On the last day of elementary school my librarian read Dr.Seuss’s “Oh, the Places You’ll Go!”, at the time being a cool fifth grader, I thought we out grew Dr. Seuss and his childish stories, so I just sat back and listened to my librarian treat us as if we were first graders.
Years went by, and I hadn’t heard one story by Dr.Seuss, until my senior year of high school. My English teacher read us “Oh, the Places You’ll Go!”, and now I understood why my elementary school librarian wanted to end our education with some inspiration. The story touches on the topics of exploring the world, and as a child I thought the book was referring to the many vacations I would take with my parents. Now looking back on my shallow understanding of Dr. Seuss’s writing I am inspired by the intricate writing found within.
“Oh, the Places You’ll Go!” may be a child’s book, but the lessons within the text are addressed to anyone, as a child you may only understand the literal meaning of the words, but with education and time the deeper understanding is revealed.
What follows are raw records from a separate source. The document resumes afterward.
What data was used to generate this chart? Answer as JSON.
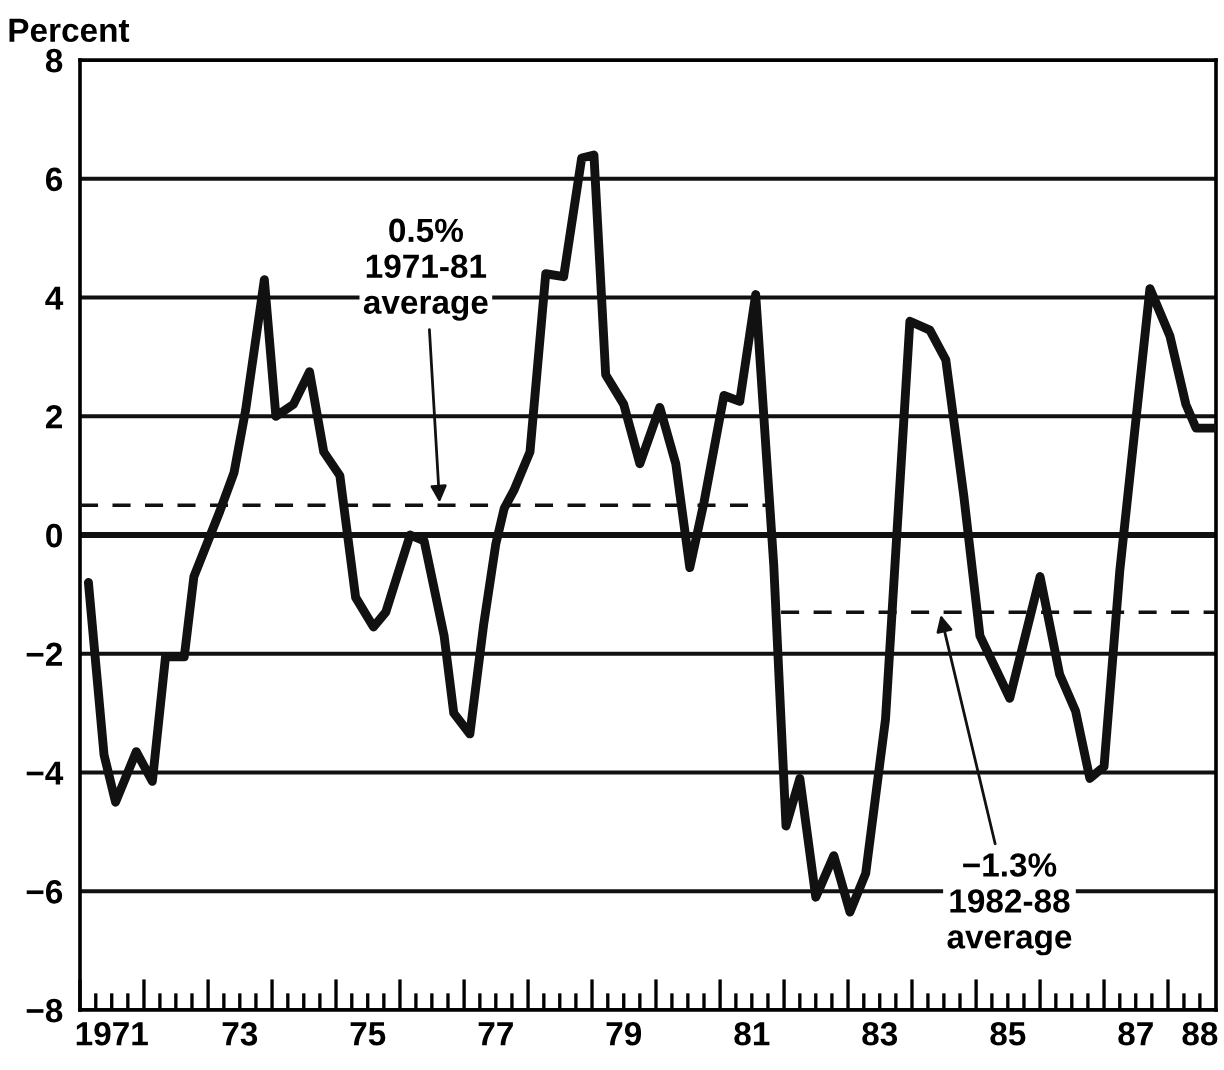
{
  "chart_data": {
    "type": "line",
    "ylabel": "Percent",
    "x": [
      "1971-02-18",
      "1971-05-18",
      "1971-07-23",
      "1971-11-18",
      "1972-02-18",
      "1972-05-03",
      "1972-08-18",
      "1972-10-12",
      "1973-03-09",
      "1973-05-29",
      "1973-08-03",
      "1973-11-18",
      "1974-01-23",
      "1974-05-03",
      "1974-08-03",
      "1974-10-23",
      "1975-01-23",
      "1975-04-23",
      "1975-08-03",
      "1975-10-12",
      "1976-02-28",
      "1976-05-18",
      "1976-09-09",
      "1976-11-03",
      "1977-02-03",
      "1977-04-23",
      "1977-07-01",
      "1977-08-18",
      "1977-10-12",
      "1978-01-12",
      "1978-04-12",
      "1978-07-23",
      "1978-11-03",
      "1979-01-12",
      "1979-03-20",
      "1979-07-01",
      "1979-10-01",
      "1980-01-23",
      "1980-04-23",
      "1980-07-12",
      "1980-10-01",
      "1981-01-23",
      "1981-04-23",
      "1981-07-23",
      "1981-11-03",
      "1982-01-12",
      "1982-04-01",
      "1982-07-01",
      "1982-10-12",
      "1983-01-12",
      "1983-04-12",
      "1983-08-03",
      "1983-12-20",
      "1984-04-12",
      "1984-07-12",
      "1984-10-23",
      "1985-01-23",
      "1985-07-12",
      "1986-01-01",
      "1986-04-23",
      "1986-07-23",
      "1986-10-12",
      "1987-01-01",
      "1987-04-01",
      "1987-09-20",
      "1988-01-12",
      "1988-04-12",
      "1988-06-09",
      "1988-09-20"
    ],
    "series": [
      {
        "color": "#111111",
        "values": [
          -0.8,
          -3.7,
          -4.5,
          -3.65,
          -4.15,
          -2.05,
          -2.05,
          -0.7,
          0.4,
          1.05,
          2.1,
          4.3,
          2.0,
          2.2,
          2.75,
          1.4,
          1.0,
          -1.05,
          -1.55,
          -1.3,
          0.0,
          -0.1,
          -1.7,
          -3.0,
          -3.35,
          -1.5,
          -0.15,
          0.45,
          0.75,
          1.4,
          4.4,
          4.35,
          6.35,
          6.4,
          2.7,
          2.2,
          1.2,
          2.15,
          1.2,
          -0.55,
          0.55,
          2.35,
          2.25,
          4.05,
          -0.5,
          -4.9,
          -4.1,
          -6.1,
          -5.4,
          -6.35,
          -5.7,
          -3.1,
          3.6,
          3.45,
          2.95,
          0.65,
          -1.7,
          -2.75,
          -0.7,
          -2.35,
          -2.97,
          -4.1,
          -3.9,
          -0.6,
          4.15,
          3.35,
          2.2,
          1.8,
          1.8
        ]
      },
      {
        "type": "line",
        "color": "#111111",
        "line_style": "dashed",
        "x": [
          "1971-01-01",
          "1981-10-01"
        ],
        "values": [
          0.5,
          0.5
        ]
      },
      {
        "type": "line",
        "color": "#111111",
        "line_style": "dashed",
        "x": [
          "1981-12-15",
          "1988-10-01"
        ],
        "values": [
          -1.3,
          -1.3
        ]
      }
    ],
    "ref_lines": [
      {
        "axis": "y",
        "value": 0,
        "color": "#111111"
      }
    ],
    "annotations": [
      {
        "text": "0.5%\n1971-81\naverage",
        "x": "1976-08-15",
        "y": 0.5
      },
      {
        "text": "−1.3%\n1982-88\naverage",
        "x": "1984-06-09",
        "y": -1.3
      }
    ],
    "xlim": [
      "1971-01-01",
      "1988-10-01"
    ],
    "ylim": [
      -8,
      8
    ],
    "yticks": [
      {
        "value": -8,
        "label": "−8"
      },
      {
        "value": -6,
        "label": "−6"
      },
      {
        "value": -4,
        "label": "−4"
      },
      {
        "value": -2,
        "label": "−2"
      },
      0,
      2,
      4,
      6,
      8
    ],
    "xticks": [
      {
        "value": "1971-01-01",
        "label": null
      },
      {
        "value": "1971-04-01",
        "label": null
      },
      {
        "value": "1971-07-01",
        "label": "1971"
      },
      {
        "value": "1971-10-01",
        "label": null
      },
      {
        "value": "1972-01-01",
        "label": null
      },
      {
        "value": "1972-04-01",
        "label": null
      },
      {
        "value": "1972-07-01",
        "label": null
      },
      {
        "value": "1972-10-01",
        "label": null
      },
      {
        "value": "1973-01-01",
        "label": null
      },
      {
        "value": "1973-04-01",
        "label": null
      },
      {
        "value": "1973-07-01",
        "label": "73"
      },
      {
        "value": "1973-10-01",
        "label": null
      },
      {
        "value": "1974-01-01",
        "label": null
      },
      {
        "value": "1974-04-01",
        "label": null
      },
      {
        "value": "1974-07-01",
        "label": null
      },
      {
        "value": "1974-10-01",
        "label": null
      },
      {
        "value": "1975-01-01",
        "label": null
      },
      {
        "value": "1975-04-01",
        "label": null
      },
      {
        "value": "1975-07-01",
        "label": "75"
      },
      {
        "value": "1975-10-01",
        "label": null
      },
      {
        "value": "1976-01-01",
        "label": null
      },
      {
        "value": "1976-04-01",
        "label": null
      },
      {
        "value": "1976-07-01",
        "label": null
      },
      {
        "value": "1976-10-01",
        "label": null
      },
      {
        "value": "1977-01-01",
        "label": null
      },
      {
        "value": "1977-04-01",
        "label": null
      },
      {
        "value": "1977-07-01",
        "label": "77"
      },
      {
        "value": "1977-10-01",
        "label": null
      },
      {
        "value": "1978-01-01",
        "label": null
      },
      {
        "value": "1978-04-01",
        "label": null
      },
      {
        "value": "1978-07-01",
        "label": null
      },
      {
        "value": "1978-10-01",
        "label": null
      },
      {
        "value": "1979-01-01",
        "label": null
      },
      {
        "value": "1979-04-01",
        "label": null
      },
      {
        "value": "1979-07-01",
        "label": "79"
      },
      {
        "value": "1979-10-01",
        "label": null
      },
      {
        "value": "1980-01-01",
        "label": null
      },
      {
        "value": "1980-04-01",
        "label": null
      },
      {
        "value": "1980-07-01",
        "label": null
      },
      {
        "value": "1980-10-01",
        "label": null
      },
      {
        "value": "1981-01-01",
        "label": null
      },
      {
        "value": "1981-04-01",
        "label": null
      },
      {
        "value": "1981-07-01",
        "label": "81"
      },
      {
        "value": "1981-10-01",
        "label": null
      },
      {
        "value": "1982-01-01",
        "label": null
      },
      {
        "value": "1982-04-01",
        "label": null
      },
      {
        "value": "1982-07-01",
        "label": null
      },
      {
        "value": "1982-10-01",
        "label": null
      },
      {
        "value": "1983-01-01",
        "label": null
      },
      {
        "value": "1983-04-01",
        "label": null
      },
      {
        "value": "1983-07-01",
        "label": "83"
      },
      {
        "value": "1983-10-01",
        "label": null
      },
      {
        "value": "1984-01-01",
        "label": null
      },
      {
        "value": "1984-04-01",
        "label": null
      },
      {
        "value": "1984-07-01",
        "label": null
      },
      {
        "value": "1984-10-01",
        "label": null
      },
      {
        "value": "1985-01-01",
        "label": null
      },
      {
        "value": "1985-04-01",
        "label": null
      },
      {
        "value": "1985-07-01",
        "label": "85"
      },
      {
        "value": "1985-10-01",
        "label": null
      },
      {
        "value": "1986-01-01",
        "label": null
      },
      {
        "value": "1986-04-01",
        "label": null
      },
      {
        "value": "1986-07-01",
        "label": null
      },
      {
        "value": "1986-10-01",
        "label": null
      },
      {
        "value": "1987-01-01",
        "label": null
      },
      {
        "value": "1987-04-01",
        "label": null
      },
      {
        "value": "1987-07-01",
        "label": "87"
      },
      {
        "value": "1987-10-01",
        "label": null
      },
      {
        "value": "1988-01-01",
        "label": null
      },
      {
        "value": "1988-04-01",
        "label": null
      },
      {
        "value": "1988-07-01",
        "label": "88"
      }
    ],
    "grid": "y"
  }
}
Just like in Dr. Ellis’s Tattooing the World, “the tattoo designs, like print characters, appear to be the stuff on which meaning is made” (3).
Tattoo’s signify more then the actual symbol or pattern on the skin, but a statement and expression of the soul. The symbol of getting a tattoo represents importance a person holds on the pattern or image that they place on their body. Just like “Oh, the Places You’ll Go!” now that I understand the deeper meaning within the book, I can pass on the experience and lessons found hidden within the text. Now the person with the tattoo can share their story and hidden meaning (if they want to) to the viewer.
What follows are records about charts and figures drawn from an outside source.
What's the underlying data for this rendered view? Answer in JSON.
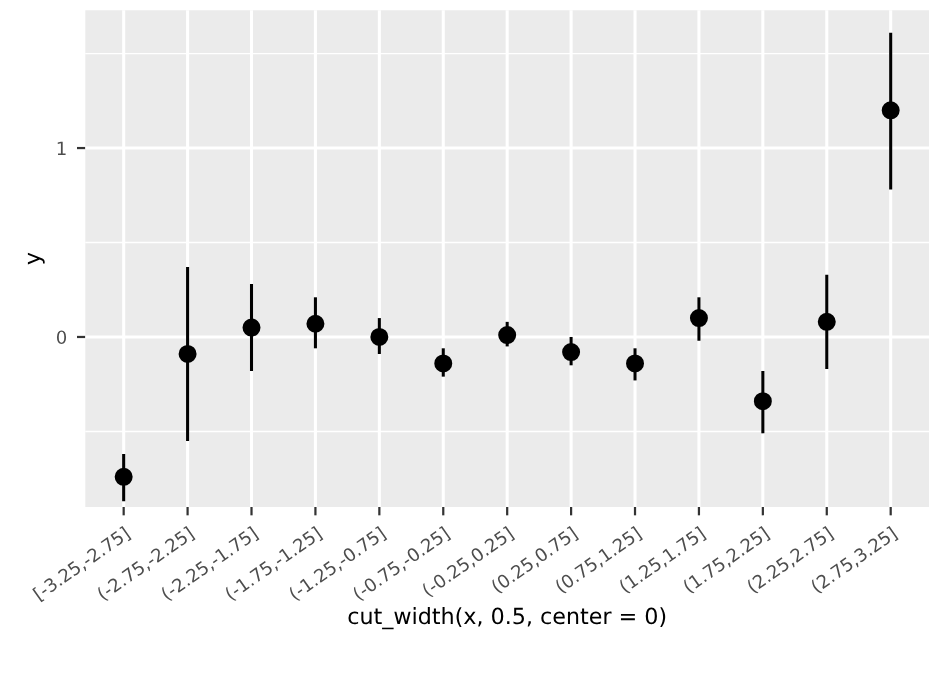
{
  "chart_data": {
    "type": "scatter",
    "xlabel": "cut_width(x, 0.5, center = 0)",
    "ylabel": "y",
    "categories": [
      "[-3.25,-2.75]",
      "(-2.75,-2.25]",
      "(-2.25,-1.75]",
      "(-1.75,-1.25]",
      "(-1.25,-0.75]",
      "(-0.75,-0.25]",
      "(-0.25,0.25]",
      "(0.25,0.75]",
      "(0.75,1.25]",
      "(1.25,1.75]",
      "(1.75,2.25]",
      "(2.25,2.75]",
      "(2.75,3.25]"
    ],
    "series": [
      {
        "color": "#000000",
        "values": [
          -0.74,
          -0.09,
          0.05,
          0.07,
          0.0,
          -0.14,
          0.01,
          -0.08,
          -0.14,
          0.1,
          -0.34,
          0.08,
          1.2
        ],
        "errors": [
          [
            -0.87,
            -0.62
          ],
          [
            -0.55,
            0.37
          ],
          [
            -0.18,
            0.28
          ],
          [
            -0.06,
            0.21
          ],
          [
            -0.09,
            0.1
          ],
          [
            -0.21,
            -0.06
          ],
          [
            -0.05,
            0.08
          ],
          [
            -0.15,
            0.0
          ],
          [
            -0.23,
            -0.06
          ],
          [
            -0.02,
            0.21
          ],
          [
            -0.51,
            -0.18
          ],
          [
            -0.17,
            0.33
          ],
          [
            0.78,
            1.61
          ]
        ]
      }
    ],
    "ylim": [
      -0.9,
      1.73
    ],
    "yticks": [
      {
        "value": -0.5,
        "label": null
      },
      0,
      {
        "value": 0.5,
        "label": null
      },
      1,
      {
        "value": 1.5,
        "label": null
      }
    ],
    "grid": true,
    "marker": "circle"
  }
}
As Dr. Seuss states: “You have brains in your head. You have feet in your shoes. You can steer yourself any direction you choose. You're on your own, and you know what you know. And you are the one who'll decide where you'll go. Oh the places you'll go.” The text may describe an actual ‘vacation’ or trip, but the true meaning is behind the surface.
Just like tattoo literature or any form of art supplies the viewer with inspiration, forcing them into a new world of imagination. As Dr. Ellis states, tattoo “involves both surface and depth [that] makes visible the simultaneous intensification and joining of the interior and the exterior” (18). Tattoo is an instrument to understanding a person, by representing their story with art on their skin.
Also this concept can be related back to C.S. Lewis’s “Voyage of the Dawn Treader”, where the picture on the wall pulled the children into their own world. Art serves as a window for imagination and inspiration. Also Lewis’s writing like Dr. Seuss’s writing demonstrates the important role that age and education has on understanding. The two authors writing appeals to children, but a deeper meaning can be made by the same individual as they age. Dr. Ellis discusses how tattoo embodies the same characteristics, and stresses the importance of perspective on interpretation of art.